The actual process of changing my gender was pretty easy.  I chose to only change my driver’s license and passport at this time and leave my birth certificate alone.  The passport entailed applying for a new passport and including the letter I received from my surgeon when I had top surgery.  My surgeon’s letter got rejected because she didn’t put the right wording in the body of the letter but she quickly corrected that and now I’m waiting for my new book to arrive.  Changing my driver’s license in my state also required sending my surgeon’s letter as well as a letter from me requesting to change my gender on my license.  In this case, my surgeon’s original letter was sufficient.  There is a specific person at the main Motor Vehicle Administration office that handles the gender changes so my letters were faxed to them directly.  They then take the letters in front of a board that meets to approve the change and then they sent me a letter telling me I was approved that I could take to any full service MVA office to get a new updated license.  I did that last week.  I had to tell two people why I was there and they were both professional and helpful.  I was nervous about it for some reason but they seemed happy to help me.  One of them even told me I was her first to change my gender but she was excited to help me out.  She even took a second picture of me because the first one wasn’t so good.  Funny thing happened when I went to apply for my new passport.  The gentleman that I dealt with thought it was just a mistake that they put an F on my current passport and told me he would call the State Department for me to get it straightened out.  I had to tell him that it was not a mistake on their part and explained that I was born female.  He had a brief confused look come across his face but immediately switched gears and got me processed properly.  His friendly demeanor never changed and it was a positive experience.  The only negative I can say about it is that I had to explain all of this to him in the lobby of a post office with a lot of other people around to potentially hear our conversation.  We were not in a private office and it was uncomfortable to deal with it in public like that.  Thankfully, I don’t think anyone was paying any attention to us.

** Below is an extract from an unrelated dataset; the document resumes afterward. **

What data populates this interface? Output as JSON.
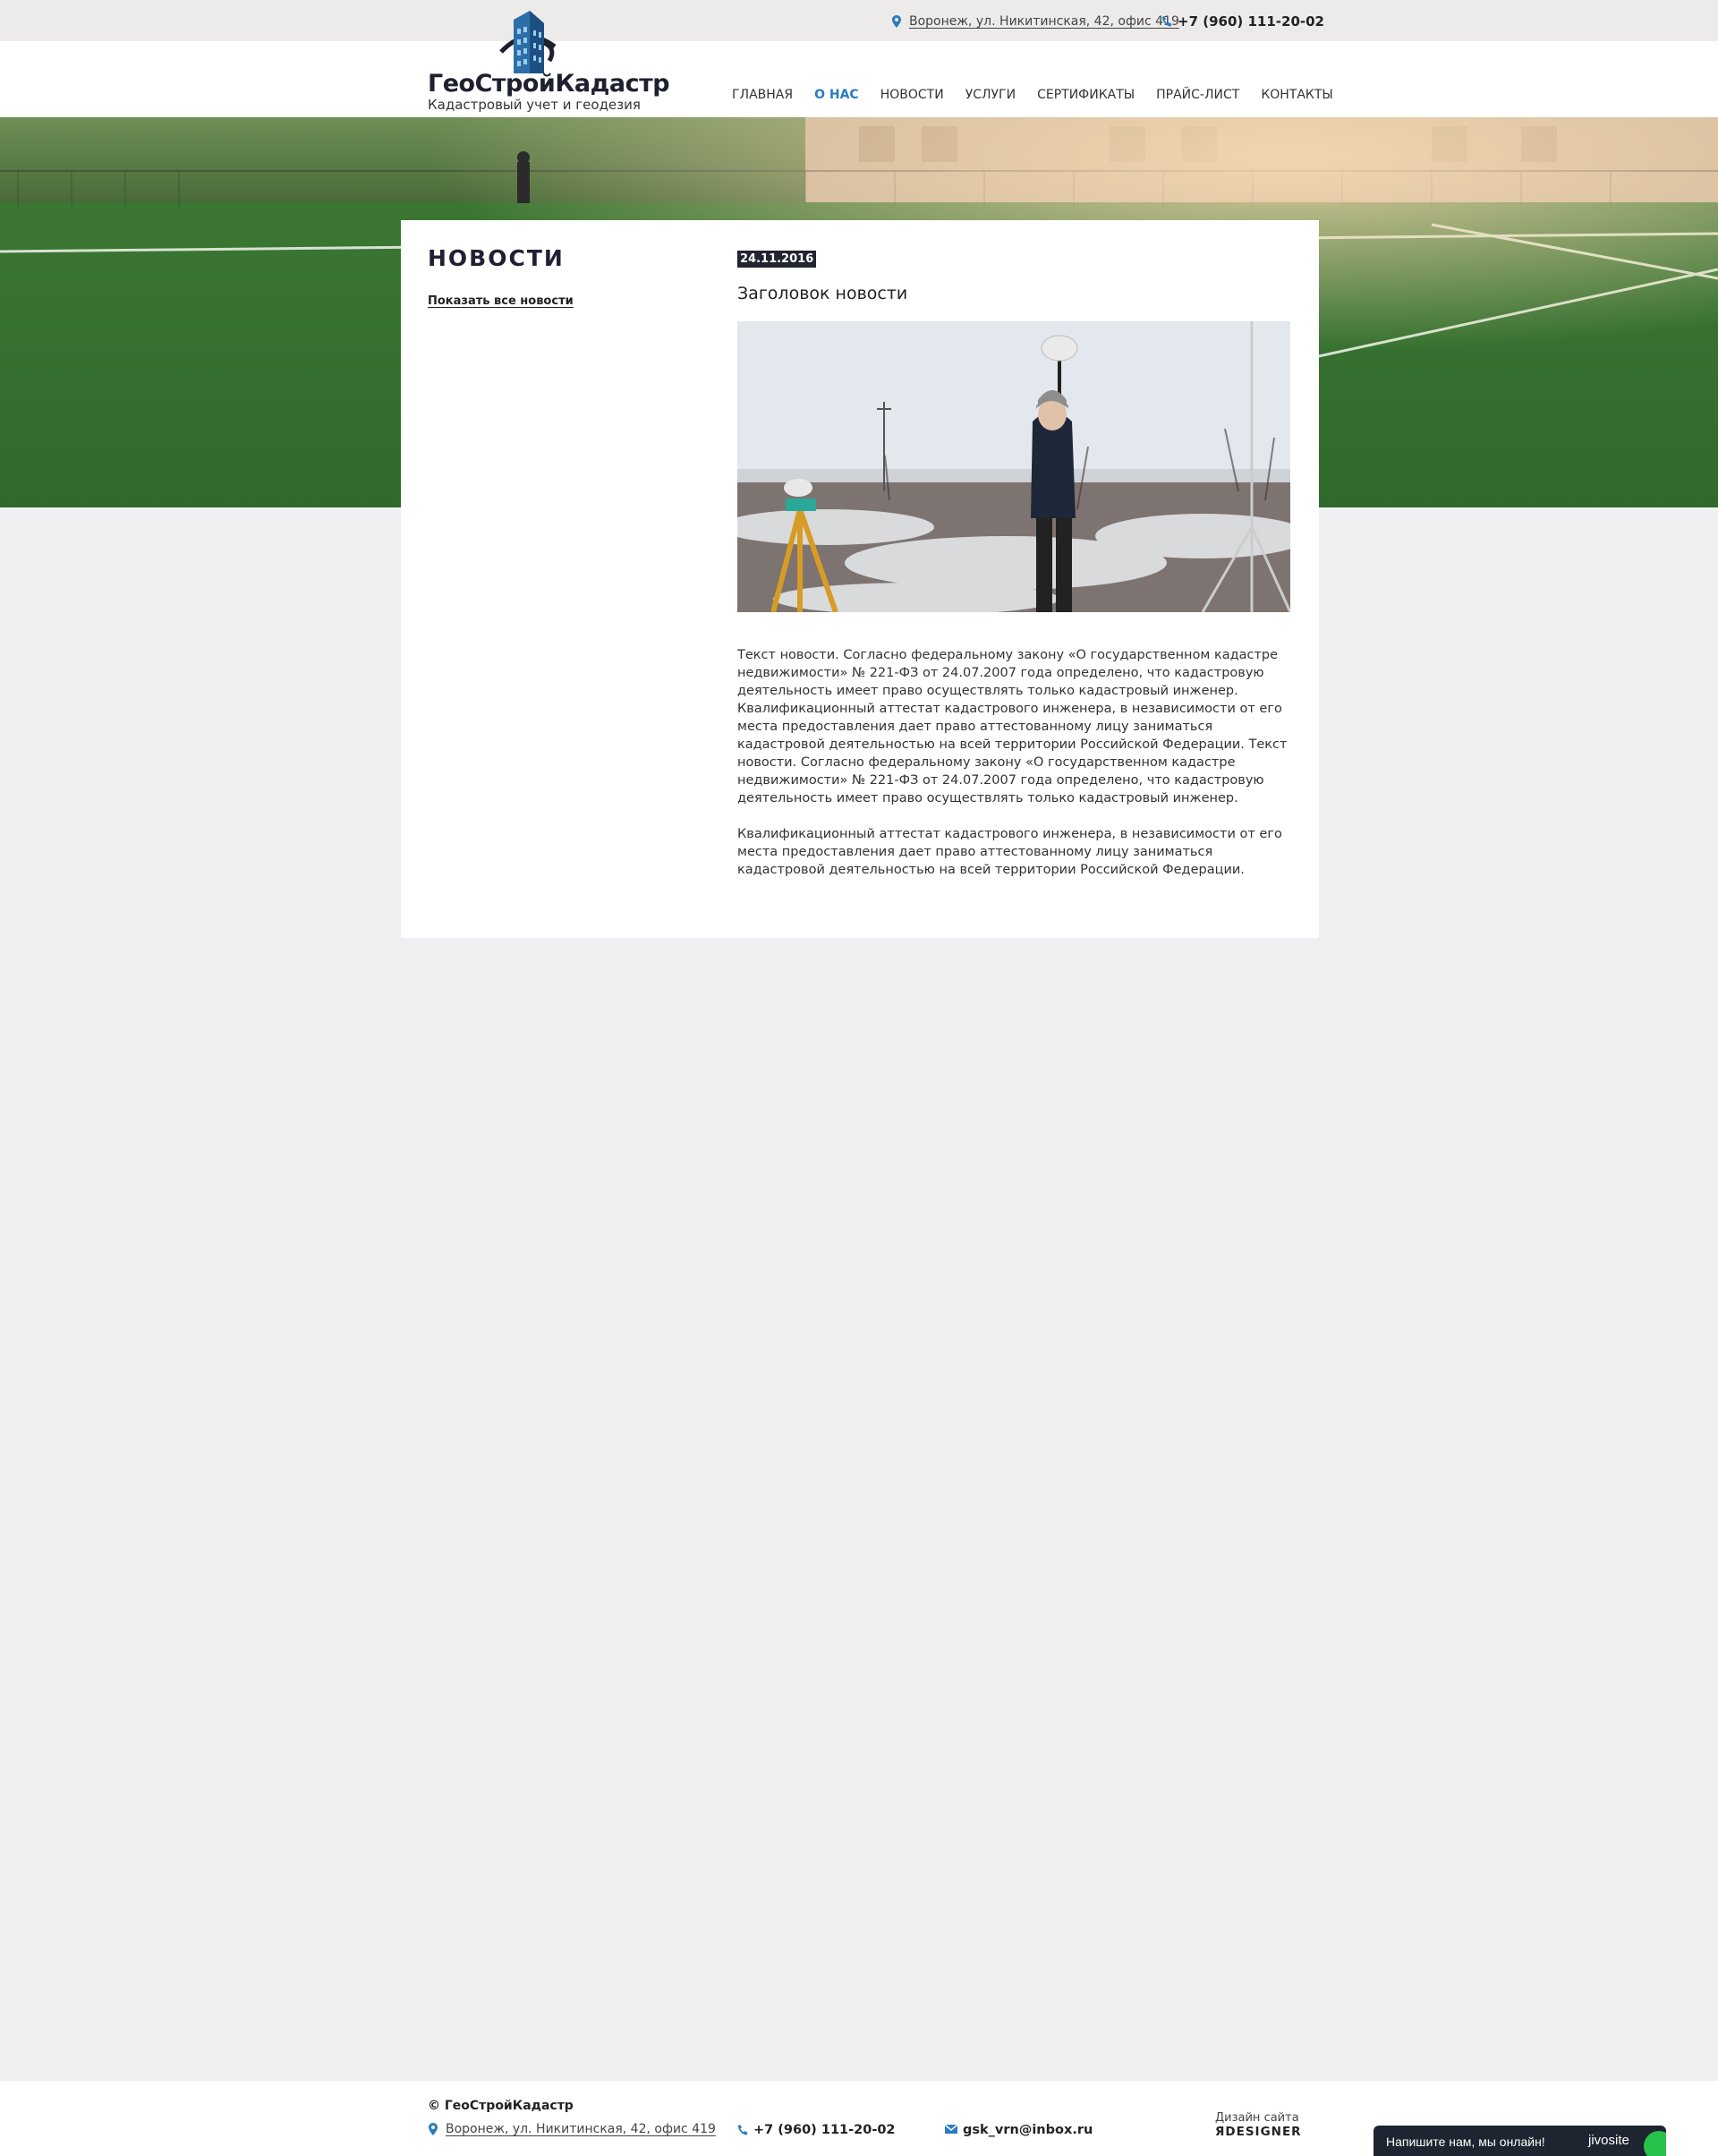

So now I’m just waiting for everything to come in the mail and the last thing I need to do is have my health and auto insurance changed.  Getting my health insurance changed over to male was a huge reason I wanted to do this.  I’m completely fed up with having to answer questions about my menstrual cycle every time I go to get blood drawn or see a doctor.  People get confused and embarrassed and it’s humiliating to have them start referring to me as female even though two minutes ago they were calling me sir.  I realize that having the male marker will bring new and different questions and challenges but at least they will be in alignment with my outer persona and not cause confusion or embarrassment.  I’ve been putting off finding a new doctor until my insurance is changed.   My old doctor retired so I need to get a new one and I wanted to start off with them as male.  I’ll need to be honest about my physical body and they will need to be ok dealing with that.  I’m not looking forward to it, but it needs to be done.  I’m guessing that all of my insurance will go up in price thanks to that Male marker.  That’s a definite down side, but one I’m willing to deal with.

It’s been an exciting month, to say the least.  Also, I turned 55 (double nickel, as my brother puts it) this month.  This is the year I pull a lot of loose ends together and start a new chapter in my life.  I’m excited about the future and hopeful despite the current political climate in my country and the world.  Candace and I have already made it through some very dark days together and I know we can weather any storm yet to come as long as we have each other to lean on.